The OFT also announced that the study will be completed by the Competition and Markets Authority (CMA), as part of a wider examination of competition in the retail banking sector. The Financial Conduct Authority (FCA), which has been working closely with the OFT on the SME Banking market study, will continue to work with the CMA, which will become the UK’s lead competition and consumer body next month.
On-going analysis indicates that, despite improvements, there may be competition concerns that the provision of business current accounts (BCAs) and business loans is concentrated among a small number of major banks. SMEs are said to have low awareness of alternative sources of finance and find it hard to differentiate between providers, so they tend not to shop around or switch finance providers. This may result in newer or smaller providers finding it difficult to enter and expand their business across the core business banking products.
According to OFT, a combination of these factors lessens the motivation for providers to compete on price, invest in service delivery and quality, or innovate, which may mean that SMEs are not receiving the best deals from banking providers.

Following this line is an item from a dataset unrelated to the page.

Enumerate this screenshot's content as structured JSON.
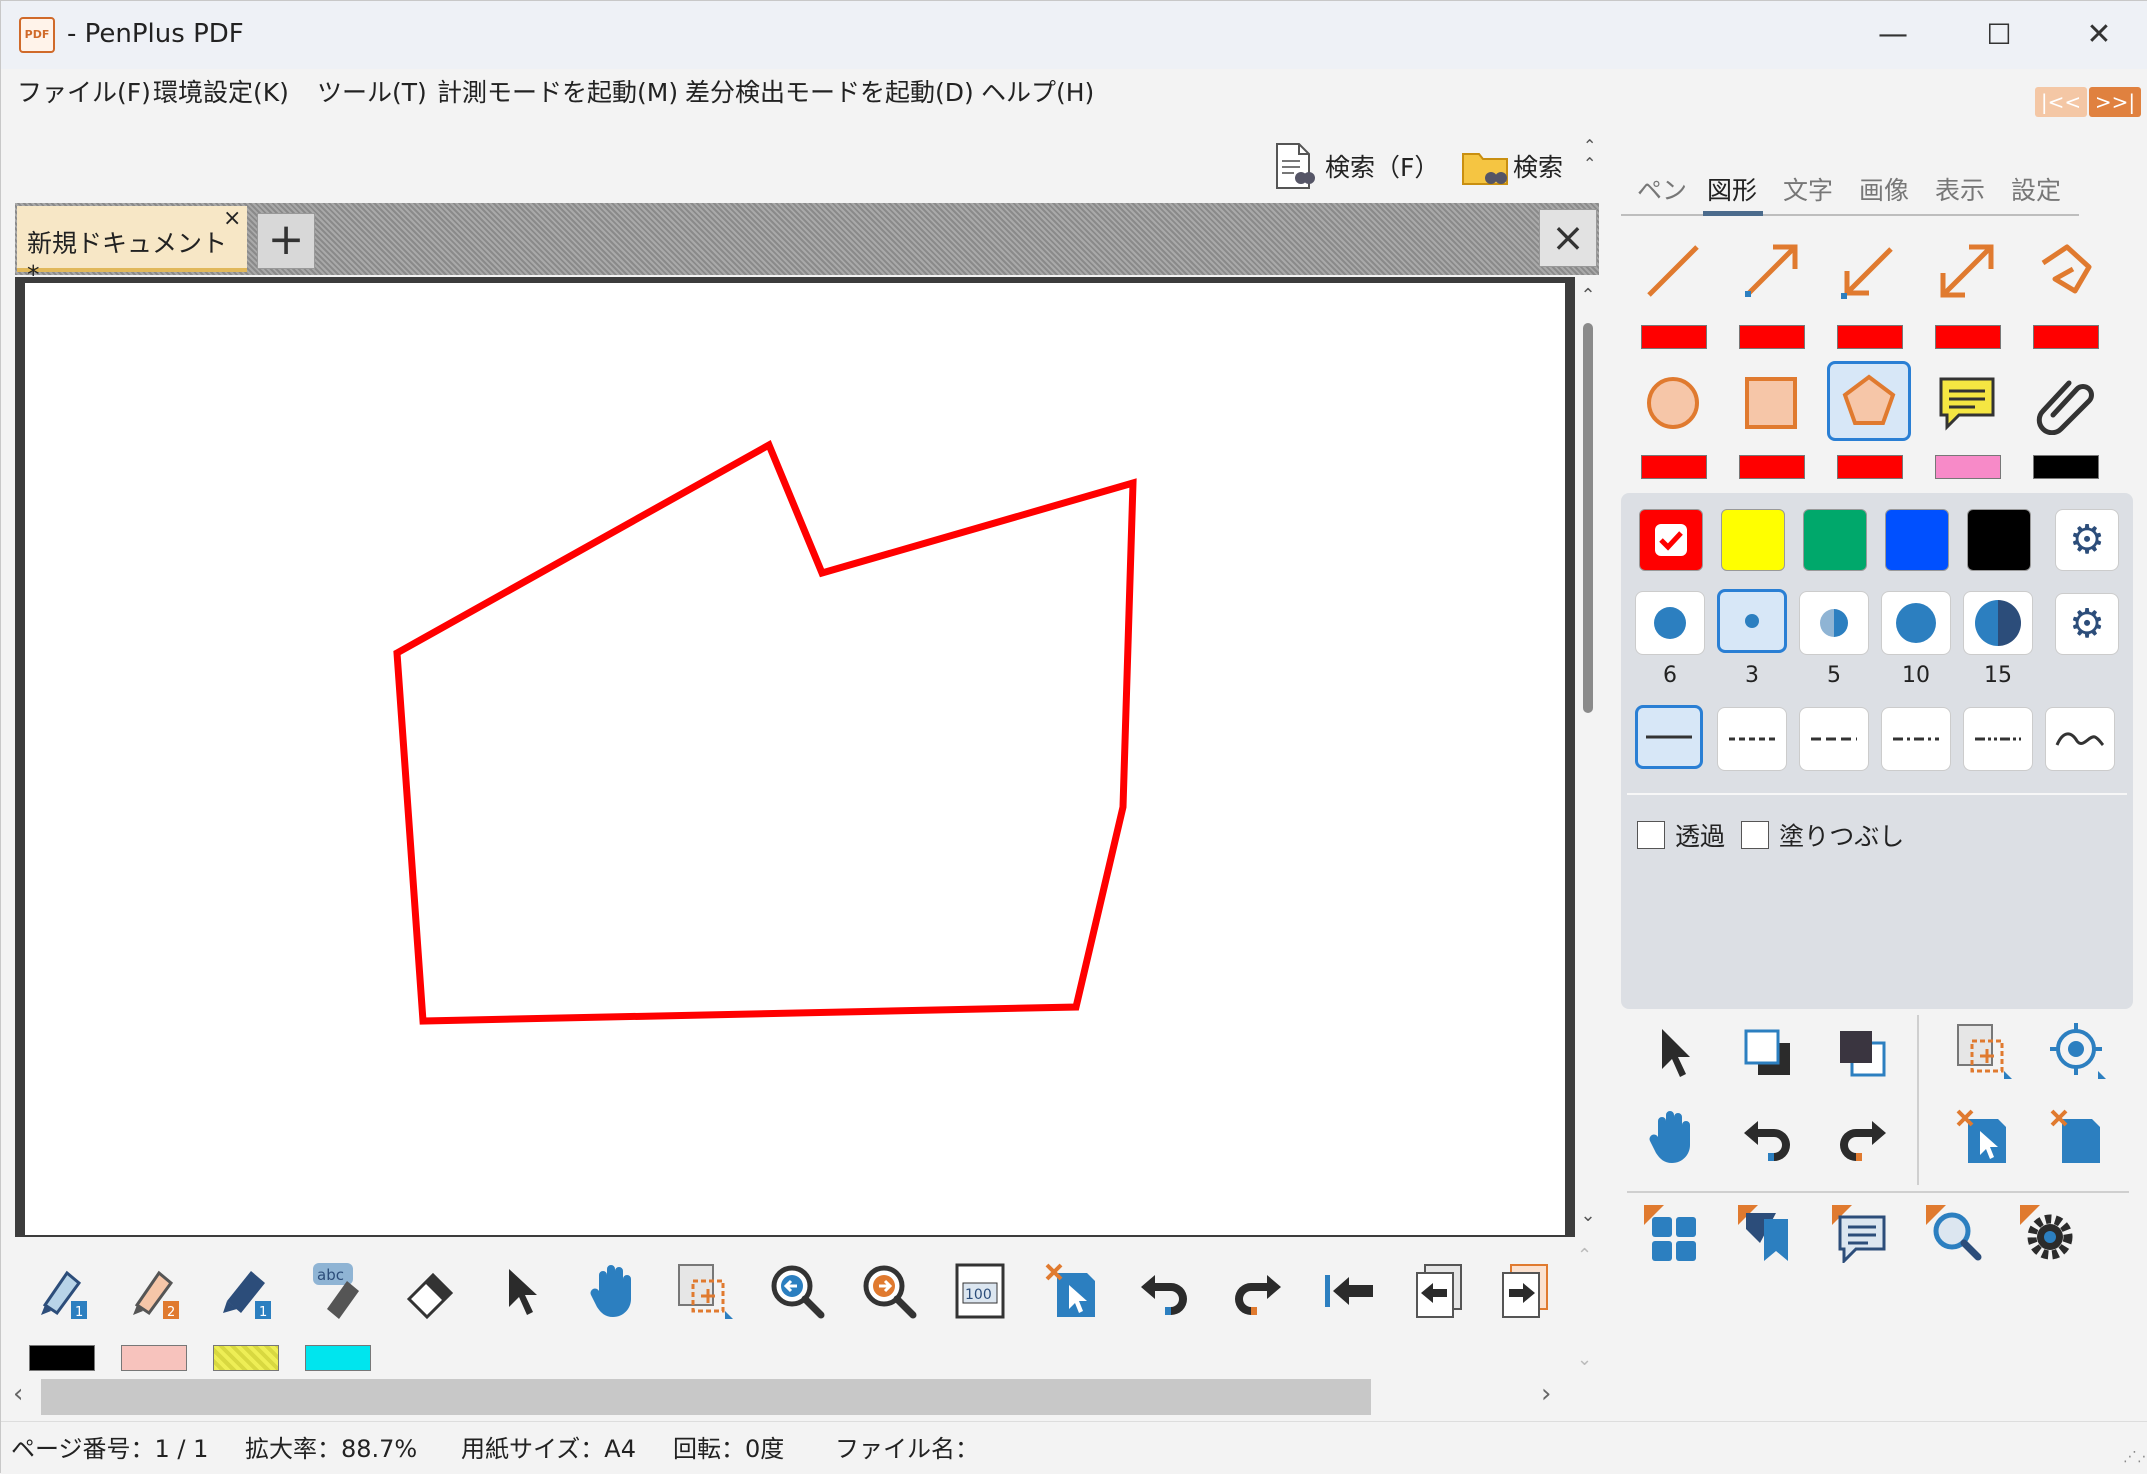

Action will be taken by OFT concerning two specific issues that the study brought to light. Various alternative finance providers raised significant concerns that banks may be hindering SMEs from accessing finance from alternative providers such as peer-to-peer lenders and providers of sales finance, including new financial technology lending platforms. There are reportedly significant delays in banks waiving security regarding existing loan arrangements, or agreeing the documentation needed for alternative lenders to take a second charge, which may be necessary for an SME to borrow from an alternative finance provider. These concerns have been raised by the OFT with the largest banks and the British Bankers Association, which responded constructively.
Nine UK banks gave undertakings following an investigation by the Competition Commission in 2002, which the OFT is currently reviewing. These banks included AIB Group (UK), Bank of Ireland, Barclays Bank plc, Clydesdale Bank plc, HBOS plc, HSBC Bank plc, Lloyds TSB Bank plc, Northern Bank Limited and The Royal Bank of Scotland Group plc. The OFT has received complaints about failure to comply with certain elements of the undertakings, which prevent banks from requiring an SME to take out a BCA in order to obtain a business.
While the OFT has seen examples of good compliance with the undertakings, there also appears to be a need for some improvement and for compliance to be monitored by the banks. A package of measures has been designed to improve information provided to staff in the banks dealing with SME customers, as well as to help the CMA to assess compliance with the undertakings through annual compliance reviews. Investigations in the issues will be continued over several months by the CMA.
The results of the first compliance review are due in July, when the CMA will examine information on details of compliance by each of the banks and then decide on any measures that should be taken on any failure to comply in relation to any particular bank.